Although Mrs. Sadat champions many women's issues in her country, her feminism is a different kind from that with which American feminists would be familiar. "We (Egyptian and other Arab women) have our own environment, our own traditions, but emancipation of women in Egypt is my beloved thing," she said, adding that, with the exception of Tunisian women, Egyptian women are the most liberated women in the Arab world.
Unlike Mrs. Carter, Mrs. Sadat said she didn't give her husband advice on political issues. "I don't think he needs my advice," she laughed. "At home it is my family life, except discussing something like the tragedy in Lebanon. Then it is on everyone's mind and everyone talks about it. But it doesn't mean I give him advice on political policy."
But on social problems, Mrs. Sadat says she is the authority because "I think I know it better."
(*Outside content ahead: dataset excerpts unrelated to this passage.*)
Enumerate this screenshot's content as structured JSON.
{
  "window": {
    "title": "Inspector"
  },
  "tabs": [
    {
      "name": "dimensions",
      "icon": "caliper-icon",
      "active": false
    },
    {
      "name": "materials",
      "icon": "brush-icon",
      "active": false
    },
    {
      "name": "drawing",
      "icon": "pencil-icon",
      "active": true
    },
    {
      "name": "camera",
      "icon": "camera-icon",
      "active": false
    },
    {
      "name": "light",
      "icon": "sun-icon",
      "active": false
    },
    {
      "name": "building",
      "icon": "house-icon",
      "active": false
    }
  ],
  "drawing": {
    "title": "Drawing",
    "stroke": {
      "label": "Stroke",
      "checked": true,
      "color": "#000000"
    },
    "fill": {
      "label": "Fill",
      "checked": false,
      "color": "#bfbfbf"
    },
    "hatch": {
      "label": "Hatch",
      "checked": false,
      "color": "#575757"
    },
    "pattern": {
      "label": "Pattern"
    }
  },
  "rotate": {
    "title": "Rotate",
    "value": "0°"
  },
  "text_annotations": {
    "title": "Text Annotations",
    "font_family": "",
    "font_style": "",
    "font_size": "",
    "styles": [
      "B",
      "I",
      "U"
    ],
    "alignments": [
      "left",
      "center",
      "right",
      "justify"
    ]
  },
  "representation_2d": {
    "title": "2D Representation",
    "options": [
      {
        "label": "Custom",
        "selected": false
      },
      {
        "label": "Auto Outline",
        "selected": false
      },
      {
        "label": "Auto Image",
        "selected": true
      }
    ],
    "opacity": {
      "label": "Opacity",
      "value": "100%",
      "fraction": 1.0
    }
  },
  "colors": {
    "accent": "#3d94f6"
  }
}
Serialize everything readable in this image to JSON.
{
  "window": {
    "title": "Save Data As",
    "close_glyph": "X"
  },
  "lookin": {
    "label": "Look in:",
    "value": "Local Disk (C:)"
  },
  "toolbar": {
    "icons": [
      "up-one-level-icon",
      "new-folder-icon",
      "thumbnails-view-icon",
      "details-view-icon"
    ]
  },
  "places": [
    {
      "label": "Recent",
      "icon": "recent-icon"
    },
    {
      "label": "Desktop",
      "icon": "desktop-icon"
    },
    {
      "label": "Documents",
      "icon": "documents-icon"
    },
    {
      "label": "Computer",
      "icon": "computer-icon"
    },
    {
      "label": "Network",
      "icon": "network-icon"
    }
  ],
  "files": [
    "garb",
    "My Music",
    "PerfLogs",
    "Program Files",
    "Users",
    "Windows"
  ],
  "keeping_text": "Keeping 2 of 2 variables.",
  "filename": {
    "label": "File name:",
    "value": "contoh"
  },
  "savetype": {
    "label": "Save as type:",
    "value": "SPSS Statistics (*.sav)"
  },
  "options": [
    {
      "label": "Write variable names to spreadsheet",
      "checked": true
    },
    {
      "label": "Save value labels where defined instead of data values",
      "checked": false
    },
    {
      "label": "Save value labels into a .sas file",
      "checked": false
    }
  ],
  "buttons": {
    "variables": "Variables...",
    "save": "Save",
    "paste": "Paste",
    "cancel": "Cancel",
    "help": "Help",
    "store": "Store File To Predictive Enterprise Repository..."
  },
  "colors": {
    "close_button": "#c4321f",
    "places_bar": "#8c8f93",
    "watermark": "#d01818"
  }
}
Her independence in the area of social issues even extended to communicating with Israeli women during the 1973 Egyptian-Israeli war. She said she received several letters from Israeli women through the Red Crescent organization, comparable to the Red Cross, and answered them.
When she told her husband, President Sadat suggested that perhaps the time wasn't quite right for such interactions, "but by that time, I'd already done it," Mrs. Sadat beamed.